Mr. O’Mara has right sided Hemiplegic Cerebral Palsy, which means that the right side of his body is weaker than his left side. As a result he’s unable to tie a tie, or wear a dress shirt, as he’s unable to do up buttons.
As someone with right sided Hemiplegic CP, I fully understand the particular type of frustration which can only be created by trying to tie a tie at a dreadfully early time in the morning only to give up half way through, throw it around your neck, and try to pass it off as a ‘trendy’ scarf for the rest of the day.
Therefore, as a result of Mr. O’Mara’s impairment, Mr. Bercow has made a reasonable adjustment to his workplace to accommodate him, as is required by law, and has relaxed the Commons dress code, allowing him to wear a plain t-shirt without a tie.
He’s also taken the additional step to relax the dress code pertaining to ties across the entire house. Perhaps he’s done this not – as some MPs have commented – as a step to ‘dumb down’ Parliament, but maybe, just maybe, he’s relaxed the dress code to make Mr. O’ Mara feel a little more included within a workplace, which wasn’t exactly designed with disabled people in mind.
But, the House of Commons is a workplace unlike any other. This is a place where traditions are incredibly important. Because of these long standing traditions, laws are still printed on calf and goat skin and free snuff is made available to all MPs in the doorkeeper’s entrance to the house.
Until Monday (3rd July) the complaints of MPs objecting to the relaxation of the Commons dress code were limited to grumbles and the odd brief interview. But the Conservative MP and Transport Minister John Hayes, has taken things a step further, by refusing to take questions from any MP too ‘sartorially challenged’ to wear a tie.
He was swiftly and severely mocked by MPs for his comments, with the Labour MP Jess Phillips tweeting one of the better remarks of the day, but behind the jokes made at Mr. Hayes’ expense, there’s a serious point, which needs to be addressed.
Mr. O’ Mara does not wear a tie because he is as Mr. Hayes put it ‘sartorially challenged’; he does not wear a tie, because of his impairment.

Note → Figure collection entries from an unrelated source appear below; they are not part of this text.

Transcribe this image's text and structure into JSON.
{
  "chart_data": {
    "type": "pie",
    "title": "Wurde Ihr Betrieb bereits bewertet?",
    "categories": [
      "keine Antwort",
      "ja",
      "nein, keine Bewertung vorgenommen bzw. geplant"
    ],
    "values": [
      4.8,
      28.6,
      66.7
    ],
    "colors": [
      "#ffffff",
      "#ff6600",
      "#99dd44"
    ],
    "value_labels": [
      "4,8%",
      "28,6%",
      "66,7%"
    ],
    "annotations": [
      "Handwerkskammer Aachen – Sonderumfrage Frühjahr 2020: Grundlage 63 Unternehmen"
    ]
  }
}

He also chooses to only wear clothes that he is able to dress himself in, allowing him to be more independent. Mr. Bercow, by relaxing the Commons dress code slightly has acknowledged, if only indirectly, the importance of giving disabled people choice and control over every aspect of their lives.
Mr. Hayes on the other hand, presents a classic example of the kinds of problems that are still rife within Government. The comments made over the last few weeks from able-bodied men who are (usually) privileged and middle-aged expressing outrage at parliamentary traditions becoming eroded as if they’re somehow reflective of a larger societal problem is laughable.

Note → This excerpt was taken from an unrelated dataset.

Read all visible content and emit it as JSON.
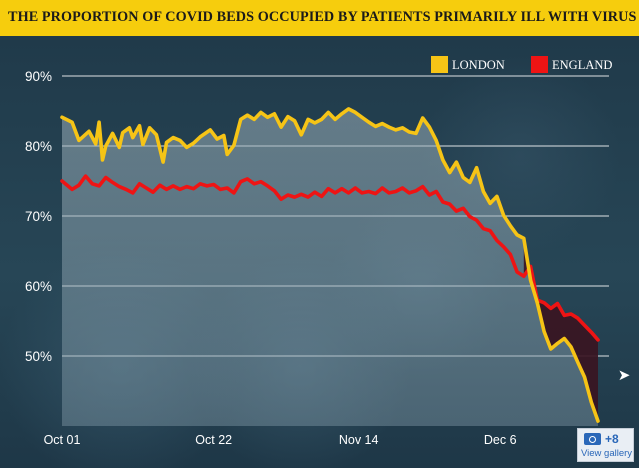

As the new MP for North West Durham, Laura Piddock said in her excellent maiden speech in the Commons this week: ‘Turning to this place, this building is intimidating. It reeks of the establishment and of power; its systems are confusing—some may say archaic—and it was built at a time when my class and my sex would have been denied a place within it because we were deemed unworthy.

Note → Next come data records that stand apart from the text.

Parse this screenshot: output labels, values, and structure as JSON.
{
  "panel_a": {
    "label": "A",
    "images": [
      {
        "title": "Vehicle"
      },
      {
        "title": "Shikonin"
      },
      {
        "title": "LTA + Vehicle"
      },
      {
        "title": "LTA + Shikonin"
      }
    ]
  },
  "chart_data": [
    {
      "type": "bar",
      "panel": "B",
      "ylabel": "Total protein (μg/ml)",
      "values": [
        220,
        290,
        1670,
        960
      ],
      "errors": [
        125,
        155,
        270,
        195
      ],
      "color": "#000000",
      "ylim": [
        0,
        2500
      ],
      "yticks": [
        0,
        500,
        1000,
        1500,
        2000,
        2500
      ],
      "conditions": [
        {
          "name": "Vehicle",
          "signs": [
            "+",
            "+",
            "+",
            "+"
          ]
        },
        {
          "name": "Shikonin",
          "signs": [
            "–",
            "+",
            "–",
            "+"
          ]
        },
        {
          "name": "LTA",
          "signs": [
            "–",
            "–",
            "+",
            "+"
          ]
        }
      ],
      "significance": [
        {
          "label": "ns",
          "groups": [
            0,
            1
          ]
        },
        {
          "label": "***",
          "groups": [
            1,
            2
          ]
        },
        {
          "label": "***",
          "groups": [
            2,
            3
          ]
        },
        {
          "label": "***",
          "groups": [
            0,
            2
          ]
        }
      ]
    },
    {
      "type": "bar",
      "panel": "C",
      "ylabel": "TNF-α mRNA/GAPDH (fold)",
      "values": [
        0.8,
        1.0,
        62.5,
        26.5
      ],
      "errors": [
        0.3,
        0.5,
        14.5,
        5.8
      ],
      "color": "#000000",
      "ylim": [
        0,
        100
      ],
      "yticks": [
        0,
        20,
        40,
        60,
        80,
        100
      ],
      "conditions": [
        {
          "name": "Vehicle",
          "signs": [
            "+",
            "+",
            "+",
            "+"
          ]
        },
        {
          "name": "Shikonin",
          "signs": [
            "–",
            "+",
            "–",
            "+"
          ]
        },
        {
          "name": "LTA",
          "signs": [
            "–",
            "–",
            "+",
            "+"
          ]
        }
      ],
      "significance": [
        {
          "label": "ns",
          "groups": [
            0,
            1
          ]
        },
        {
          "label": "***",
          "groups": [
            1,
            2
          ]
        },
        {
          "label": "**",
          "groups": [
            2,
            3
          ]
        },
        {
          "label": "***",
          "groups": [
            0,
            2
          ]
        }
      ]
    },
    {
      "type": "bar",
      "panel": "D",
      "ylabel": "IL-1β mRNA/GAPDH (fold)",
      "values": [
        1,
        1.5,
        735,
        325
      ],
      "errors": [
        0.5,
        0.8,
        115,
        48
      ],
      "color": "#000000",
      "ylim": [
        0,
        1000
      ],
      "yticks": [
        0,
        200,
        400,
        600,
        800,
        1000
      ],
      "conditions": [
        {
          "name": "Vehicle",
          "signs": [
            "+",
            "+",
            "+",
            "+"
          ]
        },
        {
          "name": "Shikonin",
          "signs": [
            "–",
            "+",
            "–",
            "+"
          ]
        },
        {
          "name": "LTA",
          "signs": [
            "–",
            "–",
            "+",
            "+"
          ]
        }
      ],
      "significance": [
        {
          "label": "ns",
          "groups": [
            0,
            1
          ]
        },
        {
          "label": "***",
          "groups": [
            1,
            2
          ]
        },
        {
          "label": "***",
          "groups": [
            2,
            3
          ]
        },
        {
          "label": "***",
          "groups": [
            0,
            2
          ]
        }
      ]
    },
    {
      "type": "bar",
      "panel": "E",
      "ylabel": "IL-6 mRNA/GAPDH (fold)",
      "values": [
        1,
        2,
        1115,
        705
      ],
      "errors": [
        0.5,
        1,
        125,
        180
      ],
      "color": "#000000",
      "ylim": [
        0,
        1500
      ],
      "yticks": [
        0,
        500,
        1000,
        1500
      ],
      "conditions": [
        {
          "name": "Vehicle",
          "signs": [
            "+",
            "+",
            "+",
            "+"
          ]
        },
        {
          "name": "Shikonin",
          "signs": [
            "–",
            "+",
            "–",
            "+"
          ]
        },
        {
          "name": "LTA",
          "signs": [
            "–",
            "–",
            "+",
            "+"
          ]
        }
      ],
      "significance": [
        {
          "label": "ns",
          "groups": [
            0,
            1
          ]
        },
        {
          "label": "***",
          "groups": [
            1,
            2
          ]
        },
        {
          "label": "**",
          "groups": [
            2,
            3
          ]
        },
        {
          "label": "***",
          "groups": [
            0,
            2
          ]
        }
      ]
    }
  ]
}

I believe that the intimidating nature of this place is not accidental. The clothes, the language, and the obsession with hierarchies, control and domination are symbolic of the system at large.’
It’s incredibly important to remember that you have a chance to change government from the outside, by pushing for a more diverse range of Parliamentarians, and by getting involved in the local branch of your chosen political party.
Only by continuing to break down the hierarchies Ms. Piddock refers to in her speech, will parliament begin to accurately reflect how diverse our society is and start to become a place where every single member feels as though they’re truly welcome, tie or no tie.